1. Lead with solutions.
Have you ever met with a prospect who was excited about your product or service -- and used your presentation to keep on selling? This is called over-selling, and it's the leading cause of death for sales presentations. When you start your presentation, first lead with solutions. Don't talk about the benefits of your product's features or tell the prospect how great your company is. Simply dive into how you're going to solve the deepest frustration your prospect is facing right now.
2. Incorporate case studies.
Once you've addressed the specific solutions you can provide to the prospect, it's time to add some color to your presentation. Turn your sales presentation into an engaging story by sharing case studies of similar prospects and the results they've achieved with your help. This step is important for building trust and credibility with the prospect. At the same time, case studies bring your solutions to life in the real world, making your presentation more engaging.

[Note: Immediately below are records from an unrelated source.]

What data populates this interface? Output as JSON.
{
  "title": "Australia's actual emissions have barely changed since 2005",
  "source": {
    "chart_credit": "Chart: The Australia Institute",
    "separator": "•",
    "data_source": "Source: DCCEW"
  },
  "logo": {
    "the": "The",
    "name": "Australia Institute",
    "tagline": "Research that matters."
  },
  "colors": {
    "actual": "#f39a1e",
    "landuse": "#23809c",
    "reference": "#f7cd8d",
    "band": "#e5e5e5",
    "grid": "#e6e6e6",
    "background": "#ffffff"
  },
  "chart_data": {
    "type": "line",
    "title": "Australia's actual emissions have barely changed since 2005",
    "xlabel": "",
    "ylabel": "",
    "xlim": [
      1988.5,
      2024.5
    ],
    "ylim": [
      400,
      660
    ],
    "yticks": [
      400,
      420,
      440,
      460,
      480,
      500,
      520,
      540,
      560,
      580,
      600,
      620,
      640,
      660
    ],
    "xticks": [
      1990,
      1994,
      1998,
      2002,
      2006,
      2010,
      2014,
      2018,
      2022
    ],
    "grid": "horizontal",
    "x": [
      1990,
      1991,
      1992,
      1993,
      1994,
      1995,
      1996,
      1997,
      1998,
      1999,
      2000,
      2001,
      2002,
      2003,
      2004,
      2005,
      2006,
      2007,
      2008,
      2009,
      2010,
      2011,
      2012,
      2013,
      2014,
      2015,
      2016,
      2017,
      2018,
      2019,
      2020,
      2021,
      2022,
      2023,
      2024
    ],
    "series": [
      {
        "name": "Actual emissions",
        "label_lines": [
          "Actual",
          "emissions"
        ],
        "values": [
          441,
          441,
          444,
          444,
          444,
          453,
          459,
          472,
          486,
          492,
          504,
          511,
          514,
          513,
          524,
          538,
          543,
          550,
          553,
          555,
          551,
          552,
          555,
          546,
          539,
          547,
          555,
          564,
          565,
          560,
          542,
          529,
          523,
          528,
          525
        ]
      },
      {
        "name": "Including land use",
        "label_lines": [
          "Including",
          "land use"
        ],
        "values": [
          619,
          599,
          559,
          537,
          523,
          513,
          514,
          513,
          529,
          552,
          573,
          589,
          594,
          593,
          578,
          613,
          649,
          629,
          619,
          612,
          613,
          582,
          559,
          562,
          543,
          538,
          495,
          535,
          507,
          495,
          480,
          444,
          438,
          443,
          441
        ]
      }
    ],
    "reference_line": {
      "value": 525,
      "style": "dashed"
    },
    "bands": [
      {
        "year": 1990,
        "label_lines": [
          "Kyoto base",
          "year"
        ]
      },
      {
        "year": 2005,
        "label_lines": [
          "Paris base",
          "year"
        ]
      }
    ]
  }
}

3. Ask for feedback throughout.
Most presentations are a one-way monologue by the salesperson. This approach is boring -- and it's certainly no way to connect with a prospect. Instead, ask short questions throughout your presentation like "Does that make sense?" or "Can you see how this would work for you?" Asking for feedback periodically ensures your prospect stays on the same page.
4. Welcome interruptions.
If you want to close more sales, you have to care about what your prospect is thinking throughout your presentation. Any interruption is the perfect opportunity to find out. Whenever a prospect interrupts you -- either with a verbal remark or subtle shift in their facial expression or posture -- stop immediately. Acknowledge the interruption, and welcome the opportunity to explore it with the prospect. Never ignore signals just to stay on a roll and conclude your point. Invite prospects to ask their questions or share their concerns. The opportunity to respond to those concerns is always more valuable than whatever you were about to say.
5. Wrap it up quickly.
Your presentation should be ASAP: As Short As Possible. It's natural for salespeople to get excited about what they have to share, but this causes most of them to ramble on for far too long. Prospects only care about themselves and their challenges. Present the information they'll be interested in -- and nothing more. Practice your next sales presentation with a colleague or friend and ask for their honest feedback on its length.